Only a few crumbs were left on the counter at the Boulangerie du Rail delicatessen in Douala after looters swept the shelves of cake, croissants and champagne. But anger with Paul Biya, Cameroon’s president, is still boiling after the worst unrest in 16 years failed to thwart plans to change the constitution to prolong his quarter-century rule.
By Matthew Green in Douala, Cameroon
“People are hungry, they have nothing to eat,” said Felix Djoyo, the manager, who had locked himself behind a metal door while shanty dwellers ransacked his bottles of Bordeaux.
The crisis in Cameroon might have generated few headlines abroad, but the violence shows how soaring oil and food prices on global markets are threatening the patronage systems propping up some of Africa’s longest-serving leaders.
Protests linked to surging inflation have broken out in Guinea and Burkina Faso in recent months, where presidents have ruled for more than two decades. Niger, Ghana and Senegal have also seen demonstrations.
In Cameroon, a government increase in petrol prices last month triggered a taxi drivers’ strike that quickly developed into a week-long outpouring of rage at the prospect of Mr Biya extending his stay in office beyond elections in 2011. The convulsion revived memories of months of protests in the early 1990s when the opposition came close to toppling Mr Biya, before splintering.
While Cameroon is perhaps best known abroad for the exploits of its Indomitable Lions football team, last week’s unrest will resonate in Beijing, the Pentagon and the Texas headquarters of ExxonMobil.
Tucked between oil-producing Nigeria, Gabon and Equatorial Guinea, the country of 18m has acquired a new strategic value in recent years as the global race for energy security has reached west Africa. Both China and the US are seeking closer ties.
ExxonMobil opened a pipeline through Cameroon in 2003 – as part of a project with Chevron and Petronas of Malaysia – that exports about 170,000 barrels a day of oil from southern Chad. Costing about $4bn (€3bn, £2bn), the scheme is among the biggest investments in sub-Saharan Africa.

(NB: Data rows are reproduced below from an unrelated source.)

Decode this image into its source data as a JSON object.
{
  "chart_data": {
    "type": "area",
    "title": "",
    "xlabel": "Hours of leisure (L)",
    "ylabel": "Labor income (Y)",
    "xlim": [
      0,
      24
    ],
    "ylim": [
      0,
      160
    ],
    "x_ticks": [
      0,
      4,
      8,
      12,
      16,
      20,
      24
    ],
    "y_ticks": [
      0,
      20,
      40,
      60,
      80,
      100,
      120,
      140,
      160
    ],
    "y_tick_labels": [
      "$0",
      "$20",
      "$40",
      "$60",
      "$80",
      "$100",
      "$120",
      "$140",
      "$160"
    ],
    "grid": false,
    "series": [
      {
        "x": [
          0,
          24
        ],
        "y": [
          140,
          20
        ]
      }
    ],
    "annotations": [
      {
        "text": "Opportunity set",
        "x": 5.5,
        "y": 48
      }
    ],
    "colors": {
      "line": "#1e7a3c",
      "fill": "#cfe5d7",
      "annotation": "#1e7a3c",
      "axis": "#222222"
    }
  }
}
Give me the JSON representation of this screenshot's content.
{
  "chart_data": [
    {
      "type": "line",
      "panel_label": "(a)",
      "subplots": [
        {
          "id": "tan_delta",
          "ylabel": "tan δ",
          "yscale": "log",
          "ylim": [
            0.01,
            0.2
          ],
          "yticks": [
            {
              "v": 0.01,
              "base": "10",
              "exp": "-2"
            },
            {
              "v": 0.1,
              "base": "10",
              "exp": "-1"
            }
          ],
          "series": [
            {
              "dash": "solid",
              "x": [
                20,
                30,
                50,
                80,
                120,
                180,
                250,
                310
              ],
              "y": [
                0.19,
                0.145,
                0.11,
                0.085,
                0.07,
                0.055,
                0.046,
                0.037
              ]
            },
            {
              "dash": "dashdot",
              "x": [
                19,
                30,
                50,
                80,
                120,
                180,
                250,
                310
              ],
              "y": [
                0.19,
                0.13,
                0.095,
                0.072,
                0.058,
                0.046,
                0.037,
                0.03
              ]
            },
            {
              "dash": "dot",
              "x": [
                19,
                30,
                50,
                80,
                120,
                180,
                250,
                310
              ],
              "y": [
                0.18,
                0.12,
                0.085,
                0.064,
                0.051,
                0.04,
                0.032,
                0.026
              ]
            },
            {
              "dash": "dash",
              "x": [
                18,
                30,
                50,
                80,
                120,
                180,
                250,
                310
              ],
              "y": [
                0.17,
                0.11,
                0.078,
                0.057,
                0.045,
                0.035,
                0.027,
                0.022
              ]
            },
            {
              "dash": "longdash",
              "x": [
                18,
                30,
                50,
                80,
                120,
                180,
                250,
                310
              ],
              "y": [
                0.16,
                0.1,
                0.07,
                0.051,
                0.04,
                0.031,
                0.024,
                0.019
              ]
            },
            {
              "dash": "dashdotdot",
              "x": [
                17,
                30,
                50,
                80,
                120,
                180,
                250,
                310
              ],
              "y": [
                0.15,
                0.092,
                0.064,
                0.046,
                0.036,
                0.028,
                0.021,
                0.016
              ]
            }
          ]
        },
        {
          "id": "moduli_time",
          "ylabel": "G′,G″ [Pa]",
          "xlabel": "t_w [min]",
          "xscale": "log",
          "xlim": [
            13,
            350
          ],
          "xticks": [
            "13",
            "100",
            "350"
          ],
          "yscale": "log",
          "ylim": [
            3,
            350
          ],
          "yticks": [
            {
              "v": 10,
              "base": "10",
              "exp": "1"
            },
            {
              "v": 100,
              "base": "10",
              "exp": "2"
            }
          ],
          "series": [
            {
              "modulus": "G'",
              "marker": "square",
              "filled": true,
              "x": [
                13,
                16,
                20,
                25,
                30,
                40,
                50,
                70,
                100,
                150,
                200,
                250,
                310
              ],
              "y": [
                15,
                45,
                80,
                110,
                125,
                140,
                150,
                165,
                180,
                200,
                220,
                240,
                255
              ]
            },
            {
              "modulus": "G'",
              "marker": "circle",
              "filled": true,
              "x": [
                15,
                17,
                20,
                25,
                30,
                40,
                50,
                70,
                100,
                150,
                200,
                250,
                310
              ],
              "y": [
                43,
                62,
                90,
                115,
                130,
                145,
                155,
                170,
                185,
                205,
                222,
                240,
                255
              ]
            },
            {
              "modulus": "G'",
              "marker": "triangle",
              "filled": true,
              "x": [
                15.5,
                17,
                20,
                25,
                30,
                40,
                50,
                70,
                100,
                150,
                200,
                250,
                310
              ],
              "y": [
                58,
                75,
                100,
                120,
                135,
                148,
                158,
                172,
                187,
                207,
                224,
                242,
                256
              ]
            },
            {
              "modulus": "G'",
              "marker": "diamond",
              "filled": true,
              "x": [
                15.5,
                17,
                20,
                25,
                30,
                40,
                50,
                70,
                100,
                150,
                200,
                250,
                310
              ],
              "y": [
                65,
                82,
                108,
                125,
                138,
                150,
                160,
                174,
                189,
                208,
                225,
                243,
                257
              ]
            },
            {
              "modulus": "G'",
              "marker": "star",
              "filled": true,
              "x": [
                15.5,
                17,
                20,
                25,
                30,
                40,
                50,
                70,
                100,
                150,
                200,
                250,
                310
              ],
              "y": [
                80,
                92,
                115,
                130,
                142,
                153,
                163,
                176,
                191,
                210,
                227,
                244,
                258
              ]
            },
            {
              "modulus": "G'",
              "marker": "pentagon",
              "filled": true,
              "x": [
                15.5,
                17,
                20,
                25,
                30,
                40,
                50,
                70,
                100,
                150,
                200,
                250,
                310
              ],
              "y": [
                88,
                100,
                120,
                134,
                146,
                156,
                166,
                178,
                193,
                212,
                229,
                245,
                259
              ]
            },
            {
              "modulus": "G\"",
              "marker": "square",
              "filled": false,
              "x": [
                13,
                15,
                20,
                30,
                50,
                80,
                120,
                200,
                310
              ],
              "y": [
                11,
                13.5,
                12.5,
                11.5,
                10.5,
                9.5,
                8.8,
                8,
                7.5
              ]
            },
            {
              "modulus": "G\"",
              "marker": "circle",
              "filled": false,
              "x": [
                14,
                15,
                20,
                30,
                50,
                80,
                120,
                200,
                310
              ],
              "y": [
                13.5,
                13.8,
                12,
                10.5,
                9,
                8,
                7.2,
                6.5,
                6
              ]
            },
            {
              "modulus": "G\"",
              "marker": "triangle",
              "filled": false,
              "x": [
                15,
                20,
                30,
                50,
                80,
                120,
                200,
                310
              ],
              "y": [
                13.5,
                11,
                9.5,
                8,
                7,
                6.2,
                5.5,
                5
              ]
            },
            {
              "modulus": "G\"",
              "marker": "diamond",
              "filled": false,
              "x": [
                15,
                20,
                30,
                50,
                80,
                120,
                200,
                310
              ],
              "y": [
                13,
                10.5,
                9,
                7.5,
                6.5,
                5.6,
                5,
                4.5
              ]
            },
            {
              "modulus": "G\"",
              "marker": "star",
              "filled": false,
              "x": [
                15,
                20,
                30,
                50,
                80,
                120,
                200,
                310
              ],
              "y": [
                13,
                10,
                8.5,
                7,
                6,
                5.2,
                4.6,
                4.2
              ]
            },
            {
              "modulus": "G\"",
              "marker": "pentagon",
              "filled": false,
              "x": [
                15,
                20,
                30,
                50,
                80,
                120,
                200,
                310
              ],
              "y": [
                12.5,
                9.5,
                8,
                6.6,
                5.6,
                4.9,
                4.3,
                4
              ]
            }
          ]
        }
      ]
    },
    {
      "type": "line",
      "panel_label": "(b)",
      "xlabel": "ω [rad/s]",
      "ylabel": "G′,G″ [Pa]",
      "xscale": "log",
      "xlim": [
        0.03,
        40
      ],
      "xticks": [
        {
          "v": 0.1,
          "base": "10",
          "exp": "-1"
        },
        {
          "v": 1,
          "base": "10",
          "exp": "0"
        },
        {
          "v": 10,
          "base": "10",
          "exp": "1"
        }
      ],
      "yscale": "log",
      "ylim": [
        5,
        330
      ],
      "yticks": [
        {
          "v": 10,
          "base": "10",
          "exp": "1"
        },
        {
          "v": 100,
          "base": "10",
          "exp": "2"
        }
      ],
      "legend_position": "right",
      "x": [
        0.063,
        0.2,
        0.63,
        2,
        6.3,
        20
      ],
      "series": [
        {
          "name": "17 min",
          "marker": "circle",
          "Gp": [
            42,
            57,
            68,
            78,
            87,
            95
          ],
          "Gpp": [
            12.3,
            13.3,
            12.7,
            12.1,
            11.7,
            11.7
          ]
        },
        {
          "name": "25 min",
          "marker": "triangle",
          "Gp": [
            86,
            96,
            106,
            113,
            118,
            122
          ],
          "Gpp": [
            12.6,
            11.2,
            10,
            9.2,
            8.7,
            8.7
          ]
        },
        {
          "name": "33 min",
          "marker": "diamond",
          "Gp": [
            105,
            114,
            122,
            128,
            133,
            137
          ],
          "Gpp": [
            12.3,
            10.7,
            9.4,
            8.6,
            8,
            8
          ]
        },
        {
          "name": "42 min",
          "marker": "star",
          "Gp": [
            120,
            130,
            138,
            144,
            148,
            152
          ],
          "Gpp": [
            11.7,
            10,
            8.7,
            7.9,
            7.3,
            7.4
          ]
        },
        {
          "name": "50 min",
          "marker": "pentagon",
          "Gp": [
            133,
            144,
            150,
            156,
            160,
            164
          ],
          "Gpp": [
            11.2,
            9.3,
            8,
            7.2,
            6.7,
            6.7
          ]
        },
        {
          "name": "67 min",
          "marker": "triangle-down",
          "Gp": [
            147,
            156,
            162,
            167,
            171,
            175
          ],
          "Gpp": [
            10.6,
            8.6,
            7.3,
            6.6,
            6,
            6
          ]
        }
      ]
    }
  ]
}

As discord flared and expatriates trapped in a hotel in the coastal resort of Limbe wondered who might rescue them, the grey hull of the USS Fort McHenry floated offshore. The navy transport vessel visited Cameroon as part of a plan to train west African forces to boost security in the Gulf of Guinea. The region is expected to supply a quarter of US oil imports within a decade.
Angry young men
The question now is whether unrest will erupt again despite Mr Biya ordering one of the biggest military deployments for a generation. At least 20 people were reported to have been killed during the rioting, although on Monday Cameroon was calm.
Much of the anger comes from a younger generation who see few career options beyond driving motorcycle taxis, known as “Bendskins” after a dance approximating the hip-swaying motion of swerving round potholes.
“If you see people throwing stones, it means if they had guns, they would have been shooting,” said Frederick, an economics graduate who survives by driving a Bendskin.
The government has agreed to a small reduction in fuel prices to placate protesters, saying it cannot afford the kinds of subsidies needed to shield the economy from global market forces. But many residents blame Mr Biya for the hardship, saying years of venal rule have skewed the economy to favour a tiny elite.
Despite some recent arrests of senior officials on corruption charges, campaigners wonder whether Mr Biya’s 60-odd ministers are too compromised to undertake reforms needed to ward off the risk of future unrest.
“It’s unprecedented, people are actually being investigated,” said Akere Muna, founder of Transparency International in Cameroon. “But it’s like asking the fish to buy the hooks.”